For its part, for all the inevitable difficulties of their task, the ICTY committed inexcusable mistakes, such as losing key evidence and the personal belongings of genocide victims, and in the eyes of many Bosnian Muslims, allowed Karadzic (finally caught in 2008) to use the tribunal hearings as a grotesque theater. Mass graves are still being uncovered in rural Bosnia today, and many hundreds of victims are yet to be buried — also a reminder that it will take a generation for Syria to process its dead even after the fighting stops.
The work of Natasa Kandic heading the RECOM initiative to bring about a "truth and reconciliation" process since the late 2000s — an initiative that would speak to the transitional justice needs of those who suffered during the war — is a poignant indicator that civil society of the former Yugoslavia sought justice and reconciliation, even as their ethno-nationalist leaders continued to stir resentments and frame all war-justice processes as a zero sum game between ethnic groups.
As explored in Ed Vulliamy’s 2012 work, The War Is Dead, Long Live The War, the absence of transitional justice led the "peace of daily life" to swell and curdle in Bosnia. The international aid that came in the country was not regulated, and was ultimately unable to better the inherently unjust postwar structure — both the political institutions and the political rhetoric the institutions foster — as it manifested in, for instance, the ethnically-segregated Dayton education system.
A generation of Syrian children, in Zaatari, in Lebanon, in Turkey, and in Syria itself, are growing up not only deeply traumatized but are also missing years of education.

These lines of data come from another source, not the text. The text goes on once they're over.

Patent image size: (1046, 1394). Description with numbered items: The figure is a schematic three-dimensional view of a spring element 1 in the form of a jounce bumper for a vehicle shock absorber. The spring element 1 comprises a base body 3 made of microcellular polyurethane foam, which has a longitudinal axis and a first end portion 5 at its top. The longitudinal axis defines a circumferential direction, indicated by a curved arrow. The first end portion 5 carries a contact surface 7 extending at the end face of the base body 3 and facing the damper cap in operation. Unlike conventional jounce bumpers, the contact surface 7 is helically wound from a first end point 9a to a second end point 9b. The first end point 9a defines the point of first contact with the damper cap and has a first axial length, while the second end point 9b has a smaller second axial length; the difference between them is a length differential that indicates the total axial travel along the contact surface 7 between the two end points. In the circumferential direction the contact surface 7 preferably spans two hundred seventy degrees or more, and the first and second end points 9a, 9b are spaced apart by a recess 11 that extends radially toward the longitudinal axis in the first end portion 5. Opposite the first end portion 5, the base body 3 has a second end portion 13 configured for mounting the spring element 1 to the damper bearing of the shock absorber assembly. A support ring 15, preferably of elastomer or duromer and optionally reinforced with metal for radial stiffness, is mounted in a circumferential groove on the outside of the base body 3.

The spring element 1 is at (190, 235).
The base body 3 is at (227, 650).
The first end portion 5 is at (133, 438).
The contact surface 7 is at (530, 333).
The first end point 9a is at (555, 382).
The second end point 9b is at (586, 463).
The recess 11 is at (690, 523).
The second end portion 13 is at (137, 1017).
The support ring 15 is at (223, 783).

The impact of Bosnia’s "lost generation" — those who missed years of school and suffered the impact of war — is still felt today by millions of former Yugoslavians. It was compounded by the failure to establish adequate post-war education. The segregated education system in Bosnia, initially supported by the OSCE, instills the exclusivist narratives of war in a new generation of children. It is all the more alarming when considered in light of the fact that before the war, around one in three Bosnian families were "mixed" or multi-confessional, if such identity-lines even had any salience.
The absence of transitional justice and the unworkable Dayton constitution encouraged Bosnian politicians to focus their energies on gaining votes of "their" ethnic blocks rather than focusing on civic initiatives such as improving healthcare facilities, clearing landmines, and stabilizing the economy. No transitional justice means no social justice, and eventually that will lead to popular unrest and a generation quietly growing up in the shadow of war without reconciliation, as we are seeing in Bosnia today.
If Syria today is its own specific kind of hell, and the urgent goal is to stop armed conflict as quickly and effectively as possible, those concerned should take from Bosnia — with its famous wartime graffiti "Welcome to Hell" — the warning that a country can be frozen in a rotten post-war limbo, even a generation after the fighting has stopped.